1. If we were to restrict our attention to the core $(\mathbf{Set}_n)_{\cong}$ (having only bijections as morphisms), then we could choose $\L$ to be the core of $\Set_2$: Objects are two-element sets and morphisms are bijections. We have $\Hom(L, L) \cong \{\pm1\}$ for an object $L$ of this category. A construction of a reasonable functor $\det \from (\Set_n)_{\cong} \to (\Set_2)_{\cong}$ is indicated e.g. in this MO answer: One can define $\det(X) \defby T_X / {\sim}$ with $T_X$ and $\sim$ defined as in the linked answer. However, I don't see how to make this work also for non-isomorphisms.

2. A definition which does work is $\L \defby \Vec(\mathbb{F}_3)_1$, the category of $1$-dimensional $\mathbb{F}_3$-vector spaces. We have $\Hom(L, L) \cong \{-1, 0, 1\}$ in this category as required. Furthermore, we can use the functor $X \mapsto \det(\mathbb{F}_3^X)$, the determinant of an $\mathbb{F}_3$-vector space being defined simiarly as in the real case above. What I don't like here is that there is so much linear algebra involved for a basically set-theoretic question. Moreover the entrance of the field $\mathbb{F}_3$ seems very ad-hoc.

3. An equivalent and more elementary way to describe the category $\L$ in 2. is as the category of free-and-transitive $M$-sets for the monoid $M = \{-1, 0, 1\}$. What would be nice then, would be a linear-algebra-free construction of the $\det$ functor.

4. I've read that $\mathbb{F}_1$-geometry might be relevant to such questions, but unfortunately, I know nothing about it.

Answer 1

Consider the category of three-element sets with a marked zero element, where a morphism $A \to B$ is a function $B \to A$ that sends the zero element to the zero element and, if it sends any nonzero element to a zero elements, sends every nonzero element to the zero element. Note that I have reversed the order of the arrows.

Then morphisms $A \to A$ are naturally in bijection with $\{1,0,-1\}$ with $0$ sending everything to zero, $1$ the identity, and $-1$ swapping the two nonzero elements.
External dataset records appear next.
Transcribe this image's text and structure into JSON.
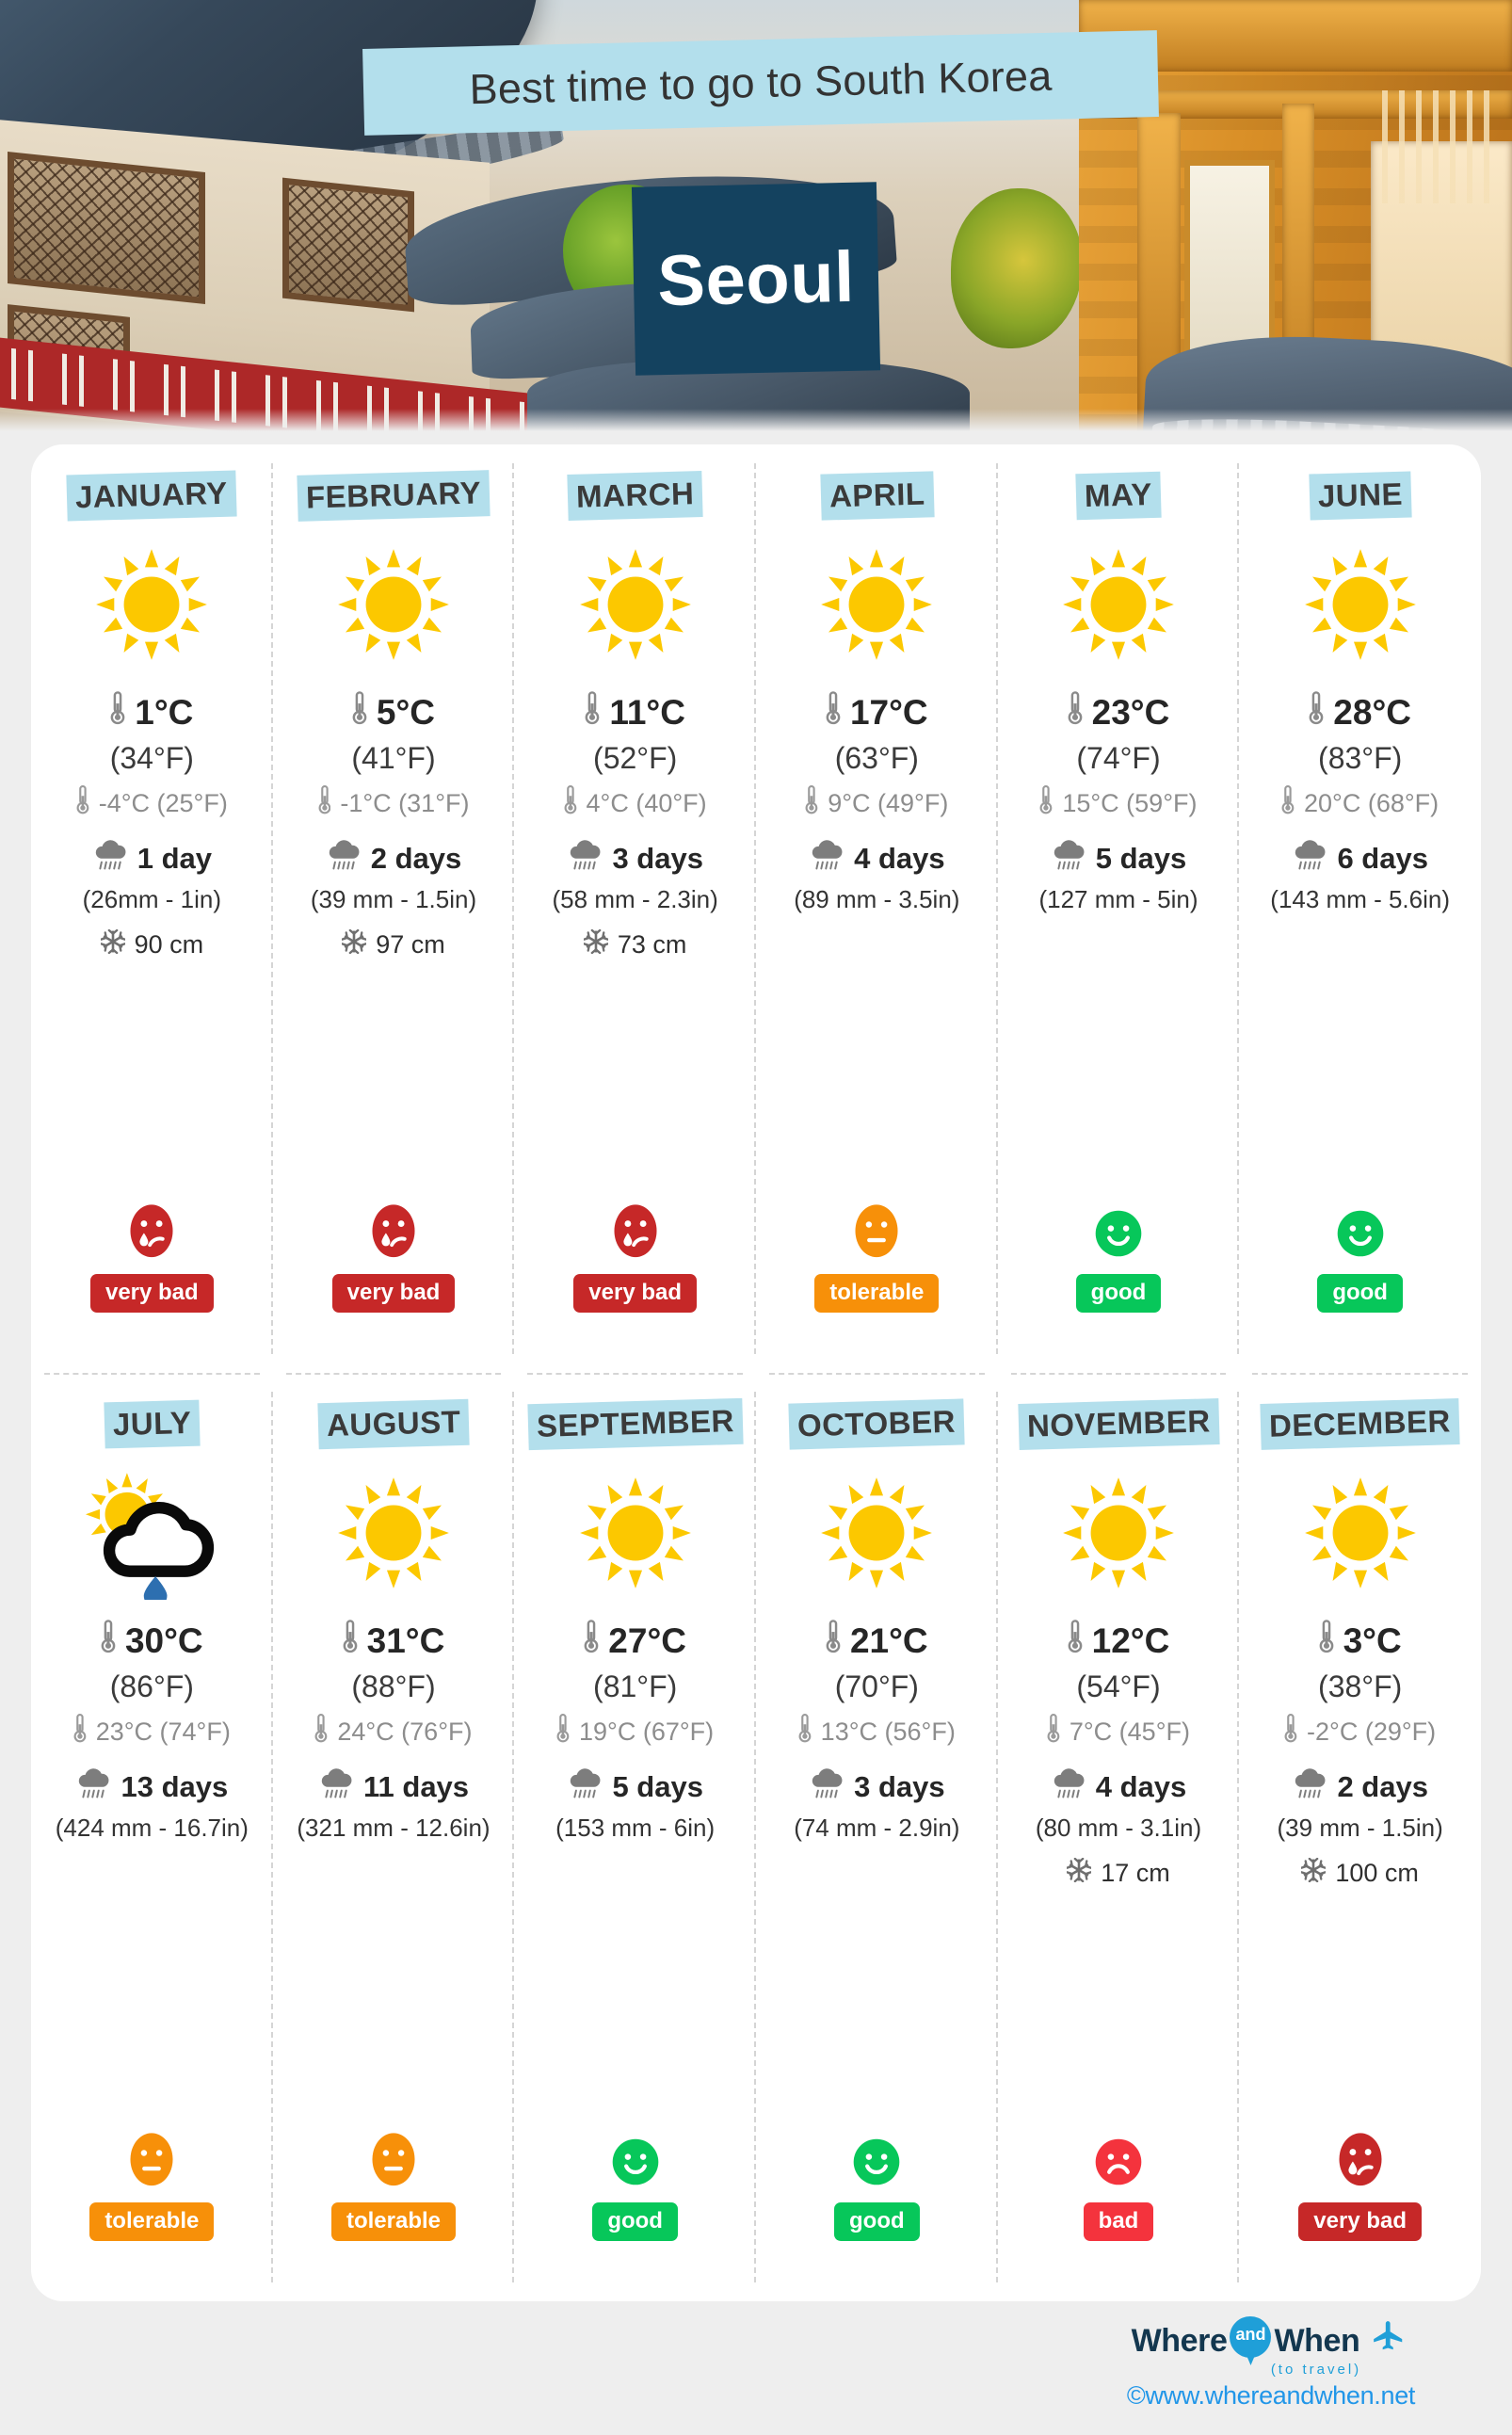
{
  "hero": {
    "banner_title": "Best time to go to South Korea",
    "city": "Seoul"
  },
  "footer": {
    "logo_where": "Where",
    "logo_and": "and",
    "logo_when": "When",
    "logo_sub": "(to travel)",
    "url": "©www.whereandwhen.net",
    "plane_icon": "airplane-icon",
    "pin_icon": "location-pin-icon"
  },
  "colors": {
    "banner_blue": "#b3dfec",
    "city_navy": "#14425f",
    "verybad_red": "#c62828",
    "bad_red": "#f4333d",
    "tolerable_orange": "#f79009",
    "good_green": "#07c75a",
    "sun_yellow": "#fcc800",
    "icon_grey": "#808080",
    "raindrop_blue": "#2d6fb0"
  },
  "labels": {
    "thermometer_icon": "thermometer-icon",
    "rain_icon": "rain-cloud-icon",
    "snow_icon": "snowflake-icon",
    "sun_icon": "sun-icon",
    "sun_cloud_rain_icon": "sun-cloud-rain-icon"
  },
  "chart_data": {
    "type": "table",
    "title": "Best time to go to South Korea — Seoul",
    "columns": [
      "month",
      "weather_icon",
      "high_c",
      "high_f",
      "low_c",
      "low_f",
      "rain_days",
      "rain_mm",
      "rain_in",
      "snow_cm",
      "verdict"
    ],
    "months": [
      {
        "name": "JANUARY",
        "icon": "sun",
        "high_c": "1°C",
        "high_f": "(34°F)",
        "low": "-4°C (25°F)",
        "rain_days": "1 day",
        "rain_amount": "(26mm - 1in)",
        "snow": "90 cm",
        "verdict": "very bad",
        "verdict_class": "verybad",
        "face": "sad-tear"
      },
      {
        "name": "FEBRUARY",
        "icon": "sun",
        "high_c": "5°C",
        "high_f": "(41°F)",
        "low": "-1°C (31°F)",
        "rain_days": "2 days",
        "rain_amount": "(39 mm - 1.5in)",
        "snow": "97 cm",
        "verdict": "very bad",
        "verdict_class": "verybad",
        "face": "sad-tear"
      },
      {
        "name": "MARCH",
        "icon": "sun",
        "high_c": "11°C",
        "high_f": "(52°F)",
        "low": "4°C (40°F)",
        "rain_days": "3 days",
        "rain_amount": "(58 mm - 2.3in)",
        "snow": "73 cm",
        "verdict": "very bad",
        "verdict_class": "verybad",
        "face": "sad-tear"
      },
      {
        "name": "APRIL",
        "icon": "sun",
        "high_c": "17°C",
        "high_f": "(63°F)",
        "low": "9°C (49°F)",
        "rain_days": "4 days",
        "rain_amount": "(89 mm - 3.5in)",
        "snow": "",
        "verdict": "tolerable",
        "verdict_class": "tolerable",
        "face": "neutral"
      },
      {
        "name": "MAY",
        "icon": "sun",
        "high_c": "23°C",
        "high_f": "(74°F)",
        "low": "15°C (59°F)",
        "rain_days": "5 days",
        "rain_amount": "(127 mm - 5in)",
        "snow": "",
        "verdict": "good",
        "verdict_class": "good",
        "face": "happy"
      },
      {
        "name": "JUNE",
        "icon": "sun",
        "high_c": "28°C",
        "high_f": "(83°F)",
        "low": "20°C (68°F)",
        "rain_days": "6 days",
        "rain_amount": "(143 mm - 5.6in)",
        "snow": "",
        "verdict": "good",
        "verdict_class": "good",
        "face": "happy"
      },
      {
        "name": "JULY",
        "icon": "sun-cloud-rain",
        "high_c": "30°C",
        "high_f": "(86°F)",
        "low": "23°C (74°F)",
        "rain_days": "13 days",
        "rain_amount": "(424 mm - 16.7in)",
        "snow": "",
        "verdict": "tolerable",
        "verdict_class": "tolerable",
        "face": "neutral"
      },
      {
        "name": "AUGUST",
        "icon": "sun",
        "high_c": "31°C",
        "high_f": "(88°F)",
        "low": "24°C (76°F)",
        "rain_days": "11 days",
        "rain_amount": "(321 mm - 12.6in)",
        "snow": "",
        "verdict": "tolerable",
        "verdict_class": "tolerable",
        "face": "neutral"
      },
      {
        "name": "SEPTEMBER",
        "icon": "sun",
        "high_c": "27°C",
        "high_f": "(81°F)",
        "low": "19°C (67°F)",
        "rain_days": "5 days",
        "rain_amount": "(153 mm - 6in)",
        "snow": "",
        "verdict": "good",
        "verdict_class": "good",
        "face": "happy"
      },
      {
        "name": "OCTOBER",
        "icon": "sun",
        "high_c": "21°C",
        "high_f": "(70°F)",
        "low": "13°C (56°F)",
        "rain_days": "3 days",
        "rain_amount": "(74 mm - 2.9in)",
        "snow": "",
        "verdict": "good",
        "verdict_class": "good",
        "face": "happy"
      },
      {
        "name": "NOVEMBER",
        "icon": "sun",
        "high_c": "12°C",
        "high_f": "(54°F)",
        "low": "7°C (45°F)",
        "rain_days": "4 days",
        "rain_amount": "(80 mm - 3.1in)",
        "snow": "17 cm",
        "verdict": "bad",
        "verdict_class": "bad",
        "face": "sad"
      },
      {
        "name": "DECEMBER",
        "icon": "sun",
        "high_c": "3°C",
        "high_f": "(38°F)",
        "low": "-2°C (29°F)",
        "rain_days": "2 days",
        "rain_amount": "(39 mm - 1.5in)",
        "snow": "100 cm",
        "verdict": "very bad",
        "verdict_class": "verybad",
        "face": "sad-tear"
      }
    ]
  }
}
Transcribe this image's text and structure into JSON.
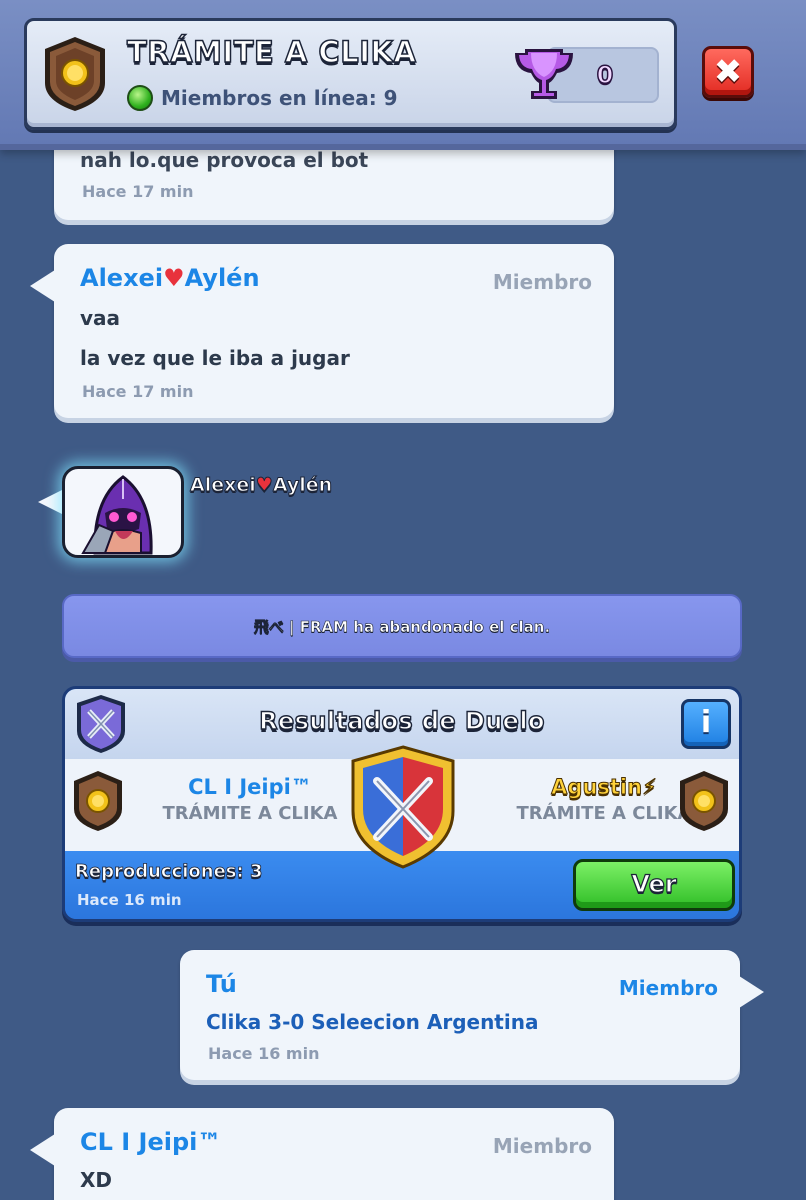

For a finite set $S$, one can define an equivalence relation on the class of preorders of $S$ where every two preorders that are not total orders are equivalent, and two total orders are equivalent if and only if the number of pairs of elements of the set where the two total orders disagree is even.

For $S \to T$ a map of $n$-element sets, a preorder on $T$ gives by pullback a preorder on $S$. It is straightforward to check that pullback respects the equivalence relation and so induces a map on equivalence classes. One can furthermore check that, if the map is not a bijection, it sends every order to a non-total-order, and if the map is a bijection, it sends total orders to total orders and non-total-orders to non-total-orders. Hence $S\to T$ induces a map in the category of three-element sets above, giving the desired functor.